Kernel Ordinary Differential Equations

J Am Stat Assoc. 2022;117(540):1711-1725. doi: 10.1080/01621459.2021.1882466. Epub 2021 Apr 27.

Abstract

Ordinary differential equation (ODE) is widely used in modeling biological and physical processes in science. In this article, we propose a new reproducing kernel-based approach for estimation and inference of ODE given noisy observations. We do not assume the functional forms in ODE to be known, or restrict them to be linear or additive, and we allow pairwise interactions. We perform sparse estimation to select individual functionals, and construct confidence intervals for the estimated signal trajectories. We establish the estimation optimality and selection consistency of kernel ODE under both the low-dimensional and high-dimensional settings, where the number of unknown functionals can be smaller or larger than the sample size.

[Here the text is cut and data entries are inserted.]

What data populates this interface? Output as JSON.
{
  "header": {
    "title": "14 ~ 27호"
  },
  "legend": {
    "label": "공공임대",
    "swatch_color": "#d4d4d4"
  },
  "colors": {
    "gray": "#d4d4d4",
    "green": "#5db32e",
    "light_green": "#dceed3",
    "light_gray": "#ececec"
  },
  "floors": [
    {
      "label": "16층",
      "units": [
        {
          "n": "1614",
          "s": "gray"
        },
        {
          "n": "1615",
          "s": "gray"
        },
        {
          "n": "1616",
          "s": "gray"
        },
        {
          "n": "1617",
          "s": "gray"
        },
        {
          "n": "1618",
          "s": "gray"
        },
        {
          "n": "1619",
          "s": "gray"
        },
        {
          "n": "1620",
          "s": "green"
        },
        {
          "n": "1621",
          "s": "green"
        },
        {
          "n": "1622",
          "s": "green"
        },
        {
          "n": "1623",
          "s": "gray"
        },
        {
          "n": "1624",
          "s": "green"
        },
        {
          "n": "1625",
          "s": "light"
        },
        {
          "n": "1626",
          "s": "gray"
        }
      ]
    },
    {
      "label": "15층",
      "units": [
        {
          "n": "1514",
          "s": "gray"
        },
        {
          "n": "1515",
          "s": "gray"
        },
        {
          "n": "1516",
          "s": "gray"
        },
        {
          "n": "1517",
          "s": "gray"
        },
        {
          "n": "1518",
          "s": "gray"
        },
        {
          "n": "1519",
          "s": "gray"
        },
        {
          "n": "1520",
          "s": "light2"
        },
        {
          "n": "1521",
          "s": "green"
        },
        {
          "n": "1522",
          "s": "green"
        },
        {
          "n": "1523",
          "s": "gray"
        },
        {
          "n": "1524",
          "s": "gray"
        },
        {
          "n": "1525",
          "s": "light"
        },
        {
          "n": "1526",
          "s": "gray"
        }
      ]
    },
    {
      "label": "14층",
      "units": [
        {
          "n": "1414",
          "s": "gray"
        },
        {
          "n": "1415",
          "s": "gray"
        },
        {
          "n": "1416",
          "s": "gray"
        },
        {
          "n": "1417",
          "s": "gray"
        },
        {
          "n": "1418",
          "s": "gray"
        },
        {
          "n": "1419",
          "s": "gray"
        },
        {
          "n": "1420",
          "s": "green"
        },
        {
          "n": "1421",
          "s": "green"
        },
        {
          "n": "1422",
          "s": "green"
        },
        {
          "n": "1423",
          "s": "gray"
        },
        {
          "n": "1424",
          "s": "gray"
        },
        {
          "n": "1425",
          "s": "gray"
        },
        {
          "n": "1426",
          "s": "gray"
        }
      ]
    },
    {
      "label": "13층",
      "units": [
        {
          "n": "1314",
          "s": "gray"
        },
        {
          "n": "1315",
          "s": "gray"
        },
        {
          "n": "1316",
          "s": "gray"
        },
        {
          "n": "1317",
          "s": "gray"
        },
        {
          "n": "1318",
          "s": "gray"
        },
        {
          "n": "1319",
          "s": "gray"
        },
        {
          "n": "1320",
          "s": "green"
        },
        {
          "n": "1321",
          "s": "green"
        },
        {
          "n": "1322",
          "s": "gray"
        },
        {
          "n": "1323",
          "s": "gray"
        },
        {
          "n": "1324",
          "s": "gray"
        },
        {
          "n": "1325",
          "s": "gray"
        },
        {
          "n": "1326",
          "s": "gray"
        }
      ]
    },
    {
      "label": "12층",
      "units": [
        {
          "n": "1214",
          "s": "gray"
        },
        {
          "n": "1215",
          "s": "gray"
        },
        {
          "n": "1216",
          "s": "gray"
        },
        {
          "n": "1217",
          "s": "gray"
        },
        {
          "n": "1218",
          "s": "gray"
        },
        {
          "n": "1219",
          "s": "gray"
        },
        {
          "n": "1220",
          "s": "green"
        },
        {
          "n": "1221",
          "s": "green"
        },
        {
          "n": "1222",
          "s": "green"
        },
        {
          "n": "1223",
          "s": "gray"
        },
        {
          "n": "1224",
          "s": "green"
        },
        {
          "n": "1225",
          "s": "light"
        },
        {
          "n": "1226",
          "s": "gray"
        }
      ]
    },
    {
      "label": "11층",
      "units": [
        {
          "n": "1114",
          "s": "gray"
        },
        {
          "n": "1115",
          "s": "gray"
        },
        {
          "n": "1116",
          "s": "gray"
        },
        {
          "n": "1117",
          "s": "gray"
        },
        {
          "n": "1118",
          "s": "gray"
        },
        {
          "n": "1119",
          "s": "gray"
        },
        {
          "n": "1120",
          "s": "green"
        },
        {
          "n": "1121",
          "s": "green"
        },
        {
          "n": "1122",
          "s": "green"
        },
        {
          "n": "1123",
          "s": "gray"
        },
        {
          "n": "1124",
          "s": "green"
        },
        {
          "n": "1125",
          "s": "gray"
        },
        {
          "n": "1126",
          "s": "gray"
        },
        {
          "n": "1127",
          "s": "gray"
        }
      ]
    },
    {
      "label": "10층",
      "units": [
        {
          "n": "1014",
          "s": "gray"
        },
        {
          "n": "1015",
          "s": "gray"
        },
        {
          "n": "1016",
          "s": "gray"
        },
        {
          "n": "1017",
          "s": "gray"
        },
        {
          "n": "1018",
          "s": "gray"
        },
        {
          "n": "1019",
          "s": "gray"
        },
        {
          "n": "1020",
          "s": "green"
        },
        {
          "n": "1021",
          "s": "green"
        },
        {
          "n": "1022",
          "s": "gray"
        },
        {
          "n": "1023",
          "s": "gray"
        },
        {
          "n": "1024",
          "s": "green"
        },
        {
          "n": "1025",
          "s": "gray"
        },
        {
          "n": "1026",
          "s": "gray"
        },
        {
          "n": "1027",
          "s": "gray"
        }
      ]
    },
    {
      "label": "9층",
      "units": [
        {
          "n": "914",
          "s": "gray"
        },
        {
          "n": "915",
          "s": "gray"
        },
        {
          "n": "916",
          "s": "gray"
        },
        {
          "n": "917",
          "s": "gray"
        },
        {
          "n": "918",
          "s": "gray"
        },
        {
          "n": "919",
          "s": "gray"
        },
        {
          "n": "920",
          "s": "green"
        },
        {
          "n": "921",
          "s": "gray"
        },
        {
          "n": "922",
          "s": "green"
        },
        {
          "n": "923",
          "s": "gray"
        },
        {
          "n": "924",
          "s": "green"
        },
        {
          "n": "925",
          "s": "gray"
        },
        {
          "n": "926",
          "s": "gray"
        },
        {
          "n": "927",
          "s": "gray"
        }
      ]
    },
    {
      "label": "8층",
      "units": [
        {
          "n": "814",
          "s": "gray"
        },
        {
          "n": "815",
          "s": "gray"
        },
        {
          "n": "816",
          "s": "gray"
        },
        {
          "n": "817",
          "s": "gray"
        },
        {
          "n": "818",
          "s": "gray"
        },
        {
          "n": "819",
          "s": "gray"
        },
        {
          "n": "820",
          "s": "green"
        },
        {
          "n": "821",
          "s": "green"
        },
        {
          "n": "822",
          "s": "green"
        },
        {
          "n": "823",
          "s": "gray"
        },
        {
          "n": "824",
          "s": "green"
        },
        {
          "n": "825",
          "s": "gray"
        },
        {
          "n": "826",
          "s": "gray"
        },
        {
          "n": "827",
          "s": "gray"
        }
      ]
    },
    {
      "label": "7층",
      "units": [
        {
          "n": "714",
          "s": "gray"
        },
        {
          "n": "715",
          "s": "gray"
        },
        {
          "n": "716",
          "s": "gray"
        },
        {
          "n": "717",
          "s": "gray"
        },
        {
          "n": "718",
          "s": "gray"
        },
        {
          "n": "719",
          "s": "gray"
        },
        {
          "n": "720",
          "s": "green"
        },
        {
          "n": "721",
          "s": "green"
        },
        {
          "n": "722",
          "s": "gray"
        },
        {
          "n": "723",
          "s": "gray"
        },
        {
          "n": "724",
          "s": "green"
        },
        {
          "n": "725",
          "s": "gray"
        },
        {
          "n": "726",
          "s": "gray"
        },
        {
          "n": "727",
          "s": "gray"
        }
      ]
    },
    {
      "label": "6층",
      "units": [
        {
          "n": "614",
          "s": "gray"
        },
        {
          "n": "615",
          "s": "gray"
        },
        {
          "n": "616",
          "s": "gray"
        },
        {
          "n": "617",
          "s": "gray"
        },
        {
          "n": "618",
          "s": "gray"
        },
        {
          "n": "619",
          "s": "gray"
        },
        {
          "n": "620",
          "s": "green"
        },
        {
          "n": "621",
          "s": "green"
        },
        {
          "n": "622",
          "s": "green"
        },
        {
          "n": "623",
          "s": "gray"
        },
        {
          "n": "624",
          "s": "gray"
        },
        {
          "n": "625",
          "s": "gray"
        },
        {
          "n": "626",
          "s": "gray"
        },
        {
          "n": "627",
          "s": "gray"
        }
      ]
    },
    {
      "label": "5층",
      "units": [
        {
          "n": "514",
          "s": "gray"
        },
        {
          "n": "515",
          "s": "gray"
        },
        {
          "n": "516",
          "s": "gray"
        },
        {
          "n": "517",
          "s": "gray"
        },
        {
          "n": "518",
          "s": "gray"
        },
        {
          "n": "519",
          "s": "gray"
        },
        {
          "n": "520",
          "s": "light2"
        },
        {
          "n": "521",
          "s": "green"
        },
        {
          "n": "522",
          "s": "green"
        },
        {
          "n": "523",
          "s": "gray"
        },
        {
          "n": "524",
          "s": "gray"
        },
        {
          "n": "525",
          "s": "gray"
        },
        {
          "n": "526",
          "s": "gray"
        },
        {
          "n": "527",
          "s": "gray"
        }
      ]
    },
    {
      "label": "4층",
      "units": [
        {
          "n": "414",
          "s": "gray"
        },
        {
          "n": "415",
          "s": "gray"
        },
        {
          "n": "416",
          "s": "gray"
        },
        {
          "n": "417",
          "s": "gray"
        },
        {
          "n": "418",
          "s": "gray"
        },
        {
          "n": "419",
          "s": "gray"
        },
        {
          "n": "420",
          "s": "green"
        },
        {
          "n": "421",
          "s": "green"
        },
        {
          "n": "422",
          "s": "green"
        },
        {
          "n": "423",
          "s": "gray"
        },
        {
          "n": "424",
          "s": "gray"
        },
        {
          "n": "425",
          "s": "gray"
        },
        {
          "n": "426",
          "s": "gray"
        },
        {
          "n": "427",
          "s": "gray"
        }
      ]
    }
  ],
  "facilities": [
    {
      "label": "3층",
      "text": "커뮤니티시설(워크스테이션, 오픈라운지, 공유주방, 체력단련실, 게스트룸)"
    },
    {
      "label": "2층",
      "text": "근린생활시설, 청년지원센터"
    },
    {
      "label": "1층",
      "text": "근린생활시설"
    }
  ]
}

Our proposal builds upon the smoothing spline analysis of variance (SS-ANOVA) framework, but tackles several important problems that are not yet fully addressed, and thus extends the scope of existing SS-ANOVA as well. We demonstrate the efficacy of our method through numerous ODE examples.

Keywords: Component selection and smoothing operator; High dimensionality; Ordinary differential equations; Reproducing kernel Hilbert space; Smoothing spline analysis of variance.